Less than two weeks after it was announced, the ACSC has held an Iranian criminal group responsible for the attack. While it remains unclear whether this group has ties to the Iranian Government, many have been quick to point out the interesting timing. The hack comes just days after Prime Minister Scott Morrison announced that Australia would be reviewing its support for the 2015 Iranian Nuclear deal, something the Iranian Government, and others for that matter, would be very displeased about. Nevertheless, the Iranian Government was quick to deny any involvement through the Embassy in Canberra.

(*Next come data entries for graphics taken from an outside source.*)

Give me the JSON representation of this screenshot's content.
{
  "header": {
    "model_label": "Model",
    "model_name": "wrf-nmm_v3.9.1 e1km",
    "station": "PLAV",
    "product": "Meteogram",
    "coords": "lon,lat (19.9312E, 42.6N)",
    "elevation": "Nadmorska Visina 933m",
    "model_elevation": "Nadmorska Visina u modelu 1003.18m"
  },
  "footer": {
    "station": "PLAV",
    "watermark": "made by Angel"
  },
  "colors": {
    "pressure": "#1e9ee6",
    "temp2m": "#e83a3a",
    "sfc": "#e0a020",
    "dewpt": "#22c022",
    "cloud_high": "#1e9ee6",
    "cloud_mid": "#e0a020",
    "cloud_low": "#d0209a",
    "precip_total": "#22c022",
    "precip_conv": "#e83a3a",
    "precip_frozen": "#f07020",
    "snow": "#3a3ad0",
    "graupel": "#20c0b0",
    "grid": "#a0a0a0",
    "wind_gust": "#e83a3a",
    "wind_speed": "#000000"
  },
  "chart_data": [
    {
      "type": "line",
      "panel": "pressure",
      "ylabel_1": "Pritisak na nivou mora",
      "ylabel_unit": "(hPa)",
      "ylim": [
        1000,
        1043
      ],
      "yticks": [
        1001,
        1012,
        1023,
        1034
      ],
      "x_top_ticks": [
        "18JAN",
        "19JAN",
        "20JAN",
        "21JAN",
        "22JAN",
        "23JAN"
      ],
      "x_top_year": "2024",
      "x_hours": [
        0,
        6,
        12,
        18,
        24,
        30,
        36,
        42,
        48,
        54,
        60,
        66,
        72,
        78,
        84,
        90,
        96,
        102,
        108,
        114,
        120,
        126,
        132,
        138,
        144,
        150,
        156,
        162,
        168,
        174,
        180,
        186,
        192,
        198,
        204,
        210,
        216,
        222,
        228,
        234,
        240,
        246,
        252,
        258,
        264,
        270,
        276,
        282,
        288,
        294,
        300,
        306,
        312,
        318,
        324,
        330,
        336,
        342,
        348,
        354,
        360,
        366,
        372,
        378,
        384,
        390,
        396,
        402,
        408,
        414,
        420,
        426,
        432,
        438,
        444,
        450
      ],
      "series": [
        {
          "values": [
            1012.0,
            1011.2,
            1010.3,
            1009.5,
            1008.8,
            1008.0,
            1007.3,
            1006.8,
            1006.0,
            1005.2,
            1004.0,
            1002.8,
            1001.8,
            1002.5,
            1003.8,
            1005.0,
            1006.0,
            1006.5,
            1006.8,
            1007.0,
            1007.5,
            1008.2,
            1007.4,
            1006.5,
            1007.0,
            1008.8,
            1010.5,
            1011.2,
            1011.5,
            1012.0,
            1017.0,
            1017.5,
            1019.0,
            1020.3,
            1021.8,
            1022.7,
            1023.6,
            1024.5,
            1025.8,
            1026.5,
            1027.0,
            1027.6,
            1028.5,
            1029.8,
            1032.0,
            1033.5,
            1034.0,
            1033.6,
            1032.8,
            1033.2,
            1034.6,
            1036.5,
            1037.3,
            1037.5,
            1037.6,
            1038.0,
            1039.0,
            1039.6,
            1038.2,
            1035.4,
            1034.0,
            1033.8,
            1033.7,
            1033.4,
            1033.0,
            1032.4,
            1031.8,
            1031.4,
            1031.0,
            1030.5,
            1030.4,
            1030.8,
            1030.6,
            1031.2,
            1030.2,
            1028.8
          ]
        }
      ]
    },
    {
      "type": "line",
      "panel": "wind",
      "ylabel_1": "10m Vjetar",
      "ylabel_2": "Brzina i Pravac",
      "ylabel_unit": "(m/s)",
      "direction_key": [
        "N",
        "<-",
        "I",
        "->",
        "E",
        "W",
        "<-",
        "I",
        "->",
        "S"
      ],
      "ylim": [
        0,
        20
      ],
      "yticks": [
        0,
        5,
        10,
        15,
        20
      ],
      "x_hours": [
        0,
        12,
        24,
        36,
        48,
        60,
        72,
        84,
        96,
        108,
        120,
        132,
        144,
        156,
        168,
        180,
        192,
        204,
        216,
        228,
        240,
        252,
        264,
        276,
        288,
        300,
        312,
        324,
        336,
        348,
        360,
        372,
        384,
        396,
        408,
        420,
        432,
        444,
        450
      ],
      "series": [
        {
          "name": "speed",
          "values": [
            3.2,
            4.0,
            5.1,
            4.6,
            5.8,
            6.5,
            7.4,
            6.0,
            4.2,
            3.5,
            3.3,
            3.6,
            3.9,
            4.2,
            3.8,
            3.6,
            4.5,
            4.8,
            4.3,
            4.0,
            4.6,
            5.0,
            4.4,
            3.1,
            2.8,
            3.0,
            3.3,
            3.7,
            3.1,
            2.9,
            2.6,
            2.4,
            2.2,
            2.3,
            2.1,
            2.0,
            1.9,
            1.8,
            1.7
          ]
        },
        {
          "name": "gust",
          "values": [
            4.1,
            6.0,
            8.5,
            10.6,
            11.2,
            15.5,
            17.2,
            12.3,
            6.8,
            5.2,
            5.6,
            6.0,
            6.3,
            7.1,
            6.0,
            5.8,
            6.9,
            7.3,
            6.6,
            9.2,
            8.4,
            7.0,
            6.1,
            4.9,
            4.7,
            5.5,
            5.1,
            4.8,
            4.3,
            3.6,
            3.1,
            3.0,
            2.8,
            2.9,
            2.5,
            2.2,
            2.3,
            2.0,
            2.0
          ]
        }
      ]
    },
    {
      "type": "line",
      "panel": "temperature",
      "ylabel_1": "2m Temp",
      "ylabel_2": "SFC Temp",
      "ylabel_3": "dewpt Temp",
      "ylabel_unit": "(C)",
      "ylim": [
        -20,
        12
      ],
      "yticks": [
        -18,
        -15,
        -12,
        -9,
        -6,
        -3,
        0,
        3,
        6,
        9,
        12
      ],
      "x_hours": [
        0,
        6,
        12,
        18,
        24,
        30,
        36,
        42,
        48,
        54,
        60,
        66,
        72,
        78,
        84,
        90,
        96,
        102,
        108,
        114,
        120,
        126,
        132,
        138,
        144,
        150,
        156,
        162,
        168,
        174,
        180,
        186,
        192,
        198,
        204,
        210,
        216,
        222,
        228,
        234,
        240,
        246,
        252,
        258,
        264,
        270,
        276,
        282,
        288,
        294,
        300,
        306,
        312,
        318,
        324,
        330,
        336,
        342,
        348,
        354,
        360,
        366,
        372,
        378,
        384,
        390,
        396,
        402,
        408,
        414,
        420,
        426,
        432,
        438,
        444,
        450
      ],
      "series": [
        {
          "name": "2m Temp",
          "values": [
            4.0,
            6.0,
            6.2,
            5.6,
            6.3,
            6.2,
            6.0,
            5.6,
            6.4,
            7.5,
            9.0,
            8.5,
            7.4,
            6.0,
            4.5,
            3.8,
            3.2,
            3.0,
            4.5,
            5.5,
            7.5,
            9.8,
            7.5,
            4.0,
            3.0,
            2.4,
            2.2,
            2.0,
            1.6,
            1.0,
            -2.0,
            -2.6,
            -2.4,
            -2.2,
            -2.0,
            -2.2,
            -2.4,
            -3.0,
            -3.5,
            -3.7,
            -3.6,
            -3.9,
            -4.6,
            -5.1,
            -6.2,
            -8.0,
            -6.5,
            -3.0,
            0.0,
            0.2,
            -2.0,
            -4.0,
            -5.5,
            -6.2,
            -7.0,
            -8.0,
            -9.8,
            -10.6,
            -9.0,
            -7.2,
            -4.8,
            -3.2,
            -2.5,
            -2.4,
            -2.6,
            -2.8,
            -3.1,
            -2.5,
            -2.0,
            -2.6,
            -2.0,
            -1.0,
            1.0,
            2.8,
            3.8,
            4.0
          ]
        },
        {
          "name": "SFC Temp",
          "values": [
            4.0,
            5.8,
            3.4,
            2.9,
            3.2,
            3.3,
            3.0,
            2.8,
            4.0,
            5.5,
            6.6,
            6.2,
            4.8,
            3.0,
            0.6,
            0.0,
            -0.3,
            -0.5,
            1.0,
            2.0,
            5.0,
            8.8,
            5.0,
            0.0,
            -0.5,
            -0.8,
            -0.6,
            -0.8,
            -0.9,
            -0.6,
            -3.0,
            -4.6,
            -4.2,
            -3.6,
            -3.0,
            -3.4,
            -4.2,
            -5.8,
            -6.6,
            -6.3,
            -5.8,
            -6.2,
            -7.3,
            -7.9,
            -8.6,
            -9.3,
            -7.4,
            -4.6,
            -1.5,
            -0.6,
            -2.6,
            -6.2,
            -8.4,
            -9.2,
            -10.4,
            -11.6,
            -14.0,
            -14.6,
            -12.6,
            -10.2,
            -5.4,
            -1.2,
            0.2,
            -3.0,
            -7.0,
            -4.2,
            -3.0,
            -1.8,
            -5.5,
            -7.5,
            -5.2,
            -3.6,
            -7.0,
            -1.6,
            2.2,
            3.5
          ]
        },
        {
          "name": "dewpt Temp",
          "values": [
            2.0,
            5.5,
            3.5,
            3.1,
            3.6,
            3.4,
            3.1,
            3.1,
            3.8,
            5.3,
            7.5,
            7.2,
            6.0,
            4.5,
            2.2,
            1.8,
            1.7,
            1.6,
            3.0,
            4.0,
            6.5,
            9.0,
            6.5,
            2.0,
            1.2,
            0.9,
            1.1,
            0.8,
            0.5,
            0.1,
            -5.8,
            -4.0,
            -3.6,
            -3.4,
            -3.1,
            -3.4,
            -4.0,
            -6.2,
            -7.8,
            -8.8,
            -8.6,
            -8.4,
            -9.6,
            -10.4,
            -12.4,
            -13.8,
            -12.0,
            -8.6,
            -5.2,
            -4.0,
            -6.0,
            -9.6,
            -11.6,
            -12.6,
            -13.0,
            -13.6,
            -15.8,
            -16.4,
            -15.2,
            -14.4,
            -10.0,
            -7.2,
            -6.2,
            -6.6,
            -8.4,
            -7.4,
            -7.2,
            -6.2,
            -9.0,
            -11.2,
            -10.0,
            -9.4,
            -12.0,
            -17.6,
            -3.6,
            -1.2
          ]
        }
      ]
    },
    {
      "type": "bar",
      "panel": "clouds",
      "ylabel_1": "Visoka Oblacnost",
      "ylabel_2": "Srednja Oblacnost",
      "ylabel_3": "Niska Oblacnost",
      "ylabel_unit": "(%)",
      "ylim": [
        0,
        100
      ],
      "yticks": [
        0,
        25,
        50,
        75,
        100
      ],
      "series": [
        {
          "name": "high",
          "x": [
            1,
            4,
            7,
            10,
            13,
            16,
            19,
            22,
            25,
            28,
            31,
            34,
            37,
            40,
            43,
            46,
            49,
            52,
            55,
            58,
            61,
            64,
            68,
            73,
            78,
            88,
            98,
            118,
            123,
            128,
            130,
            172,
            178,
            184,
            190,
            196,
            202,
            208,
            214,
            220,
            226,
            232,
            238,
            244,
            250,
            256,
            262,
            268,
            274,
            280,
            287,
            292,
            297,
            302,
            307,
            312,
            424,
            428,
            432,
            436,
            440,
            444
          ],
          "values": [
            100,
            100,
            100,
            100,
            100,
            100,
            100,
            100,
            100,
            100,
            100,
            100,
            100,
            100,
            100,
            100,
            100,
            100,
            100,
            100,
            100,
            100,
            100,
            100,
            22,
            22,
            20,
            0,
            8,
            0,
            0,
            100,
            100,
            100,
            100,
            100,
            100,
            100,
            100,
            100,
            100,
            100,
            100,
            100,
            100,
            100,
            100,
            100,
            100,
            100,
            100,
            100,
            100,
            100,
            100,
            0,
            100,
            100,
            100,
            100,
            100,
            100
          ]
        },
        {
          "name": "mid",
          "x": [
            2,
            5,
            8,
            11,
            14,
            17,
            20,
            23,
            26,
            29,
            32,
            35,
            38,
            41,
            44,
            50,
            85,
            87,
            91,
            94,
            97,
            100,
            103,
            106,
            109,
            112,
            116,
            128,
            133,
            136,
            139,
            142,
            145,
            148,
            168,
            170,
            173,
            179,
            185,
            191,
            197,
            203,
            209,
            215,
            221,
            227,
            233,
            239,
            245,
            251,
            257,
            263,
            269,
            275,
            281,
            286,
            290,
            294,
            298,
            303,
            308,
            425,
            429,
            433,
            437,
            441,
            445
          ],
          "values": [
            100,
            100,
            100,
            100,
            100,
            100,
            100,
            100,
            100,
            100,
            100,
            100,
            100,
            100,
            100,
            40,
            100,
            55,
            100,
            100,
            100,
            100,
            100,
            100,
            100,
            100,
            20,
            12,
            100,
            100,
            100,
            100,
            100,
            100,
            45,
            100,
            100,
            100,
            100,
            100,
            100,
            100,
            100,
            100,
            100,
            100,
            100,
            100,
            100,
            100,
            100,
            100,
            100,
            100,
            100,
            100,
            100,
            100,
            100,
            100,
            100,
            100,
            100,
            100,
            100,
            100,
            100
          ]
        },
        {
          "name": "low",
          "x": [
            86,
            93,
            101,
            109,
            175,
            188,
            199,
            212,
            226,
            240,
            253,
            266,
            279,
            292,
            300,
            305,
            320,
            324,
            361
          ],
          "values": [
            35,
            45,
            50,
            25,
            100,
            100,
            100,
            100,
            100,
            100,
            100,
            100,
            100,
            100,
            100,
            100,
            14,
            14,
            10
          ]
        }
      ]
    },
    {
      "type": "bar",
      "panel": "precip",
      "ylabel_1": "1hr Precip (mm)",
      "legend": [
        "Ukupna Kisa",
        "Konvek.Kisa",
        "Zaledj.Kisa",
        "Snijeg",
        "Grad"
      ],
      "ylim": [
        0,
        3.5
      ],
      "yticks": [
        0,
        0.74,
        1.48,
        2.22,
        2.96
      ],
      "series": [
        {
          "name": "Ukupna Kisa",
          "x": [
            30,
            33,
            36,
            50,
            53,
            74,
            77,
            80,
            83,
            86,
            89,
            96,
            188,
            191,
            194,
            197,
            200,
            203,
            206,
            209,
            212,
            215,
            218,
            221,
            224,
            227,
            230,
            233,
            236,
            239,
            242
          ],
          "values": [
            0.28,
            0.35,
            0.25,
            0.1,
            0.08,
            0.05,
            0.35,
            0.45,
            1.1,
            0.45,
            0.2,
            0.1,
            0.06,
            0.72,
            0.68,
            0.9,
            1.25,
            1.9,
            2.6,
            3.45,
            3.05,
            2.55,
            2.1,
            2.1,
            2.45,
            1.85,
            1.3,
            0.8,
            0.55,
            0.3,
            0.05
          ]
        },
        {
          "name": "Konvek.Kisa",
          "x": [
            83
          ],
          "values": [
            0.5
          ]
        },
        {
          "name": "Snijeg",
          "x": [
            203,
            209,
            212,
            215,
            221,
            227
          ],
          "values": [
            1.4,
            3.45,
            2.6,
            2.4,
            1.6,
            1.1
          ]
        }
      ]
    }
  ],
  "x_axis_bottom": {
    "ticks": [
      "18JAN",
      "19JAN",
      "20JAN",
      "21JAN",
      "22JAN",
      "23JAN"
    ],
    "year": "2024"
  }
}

However Fergus Hanson, a cybersecurity expert with the Australian Strategic Policy Institute (ASPI), noted that Iran is hugely active, with its sophisticated cyber capabilities putting it up there with China, Russia and North Korea in terms of its cyber warfare capabilities. Others have also noted that Austral is a major ship supplier to Middle Eastern counties such as Iman, Kuwait and Yemen, perhaps indicating that the hackers may have been trying to gain information regarding the capabilities of their neighbours. At first glance, it seems all the hackers were after was money through extortion, but in today’s political climate other, more sinister motives cannot be ruled out.
This event joins a long list of high-profile, extremely costly cyber-attacks that have targeted large companies, governments, individuals, third-party contractors and more. They highlight the need to invest strongly in cyber security and reinforce the serious nature of the threats being faced by modern businesses today.